Mechanical Properties for Reliability Analysis of Structures in Glassy Carbon  [PDF]
Cédric Garion
World Journal of Mechanics (WJM) , 2014, DOI: 10.4236/wjm.2014.43009
Abstract:

Despite its good physical properties, the glassy carbon material is not widely used, especially for structural applications. Nevertheless, its transparency to particles and temperature resistance are interesting properties for the applications to vacuum chambers and components in high energy physics. For example, it has been proposed for fast shutter valve in particle accelerator [1] [2]. The mechanical properties have to be carefully determined to assess the reliability of structures in such a material.

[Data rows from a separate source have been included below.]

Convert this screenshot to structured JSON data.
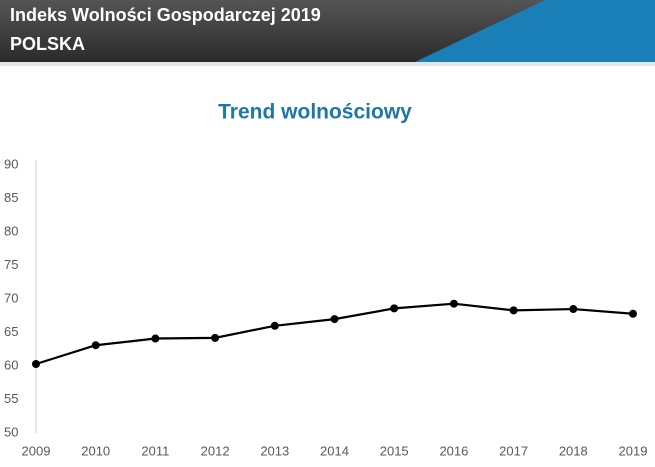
{
  "header": {
    "title": "Indeks Wolności Gospodarczej 2019",
    "subtitle": "POLSKA"
  },
  "chart_data": {
    "type": "line",
    "title": "Trend wolnościowy",
    "categories": [
      "2009",
      "2010",
      "2011",
      "2012",
      "2013",
      "2014",
      "2015",
      "2016",
      "2017",
      "2018",
      "2019"
    ],
    "values": [
      60.3,
      63.1,
      64.1,
      64.2,
      66.0,
      67.0,
      68.6,
      69.3,
      68.3,
      68.5,
      67.8
    ],
    "color": "#000000",
    "ylim": [
      50,
      90
    ],
    "yticks": [
      50,
      55,
      60,
      65,
      70,
      75,
      80,
      85,
      90
    ],
    "grid": false
  }
}
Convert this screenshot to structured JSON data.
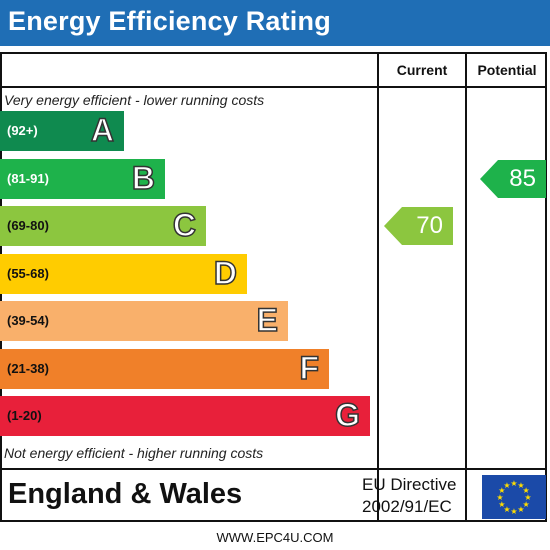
{
  "title": "Energy Efficiency Rating",
  "columns": {
    "current": "Current",
    "potential": "Potential"
  },
  "notes": {
    "top": "Very energy efficient - lower running costs",
    "bottom": "Not energy efficient - higher running costs"
  },
  "footer": {
    "country": "England & Wales",
    "directive_line1": "EU Directive",
    "directive_line2": "2002/91/EC",
    "website": "WWW.EPC4U.COM"
  },
  "colors": {
    "title_bar": "#1f6eb5",
    "eu_flag": "#1b4aa8",
    "eu_stars": "#ffdd00"
  },
  "chart_data": {
    "type": "bar",
    "title": "Energy Efficiency Rating",
    "bands": [
      {
        "letter": "A",
        "range": "(92+)",
        "color": "#0f8a4f",
        "range_text_light": true
      },
      {
        "letter": "B",
        "range": "(81-91)",
        "color": "#1eb24b",
        "range_text_light": true
      },
      {
        "letter": "C",
        "range": "(69-80)",
        "color": "#8cc63f",
        "range_text_light": false
      },
      {
        "letter": "D",
        "range": "(55-68)",
        "color": "#ffcc00",
        "range_text_light": false
      },
      {
        "letter": "E",
        "range": "(39-54)",
        "color": "#f9b06b",
        "range_text_light": false
      },
      {
        "letter": "F",
        "range": "(21-38)",
        "color": "#f08029",
        "range_text_light": false
      },
      {
        "letter": "G",
        "range": "(1-20)",
        "color": "#e8203a",
        "range_text_light": false
      }
    ],
    "current": {
      "value": 70,
      "band": "C",
      "color": "#8cc63f"
    },
    "potential": {
      "value": 85,
      "band": "B",
      "color": "#1eb24b"
    }
  }
}
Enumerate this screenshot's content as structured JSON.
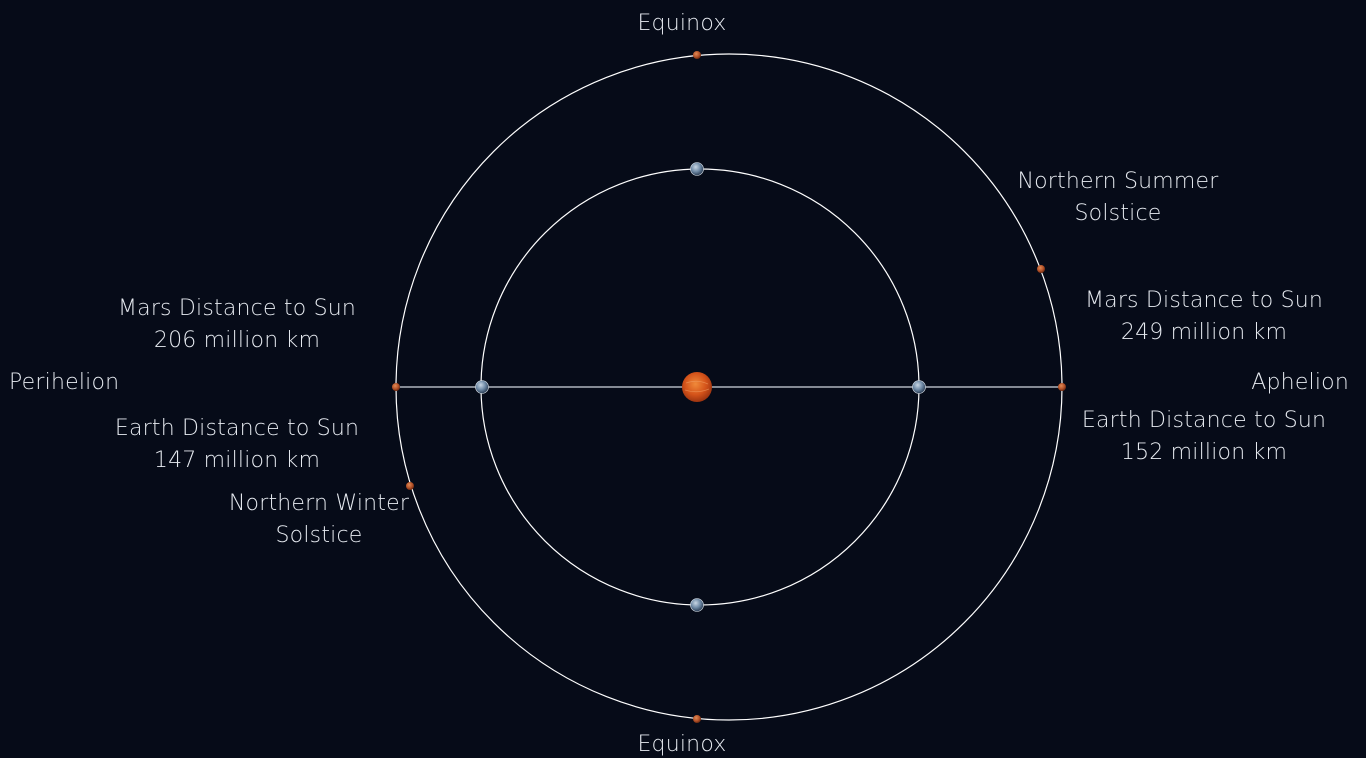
{
  "labels": {
    "equinox_top": "Equinox",
    "equinox_bottom": "Equinox",
    "perihelion": "Perihelion",
    "aphelion": "Aphelion",
    "northern_summer_solstice": [
      "Northern Summer",
      "Solstice"
    ],
    "northern_winter_solstice": [
      "Northern Winter",
      "Solstice"
    ],
    "mars_perihelion_distance": [
      "Mars Distance to Sun",
      "206 million km"
    ],
    "earth_perihelion_distance": [
      "Earth Distance to Sun",
      "147 million km"
    ],
    "mars_aphelion_distance": [
      "Mars Distance to Sun",
      "249 million km"
    ],
    "earth_aphelion_distance": [
      "Earth Distance to Sun",
      "152 million km"
    ]
  },
  "colors": {
    "background": "#060b18",
    "orbit_line": "#ffffff",
    "text": "#e6eaf0",
    "sun": "#d4531a",
    "mars": "#b5532a",
    "earth": "#8fa3b8"
  },
  "icons": {
    "sun": "sun-icon",
    "earth": "earth-icon",
    "mars": "mars-icon"
  }
}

In this paper, mechanical tests have been carried out to determine the elastic parameters, the strength and toughness on commercial grades. A statistical approach, based on the Weibull’s distribution, is used to characterize the material both in tension and compression. The results are compared to the literature and the difference of properties for these two loading cases is shown. Based on a Finite Element analysis, a statistical approach is applied to define the reliability of a structural component in glassy carbon. In this paper, the determination of the mechanical properties of glassy carbon allows the analysis of reliability of structures in glassy carbon.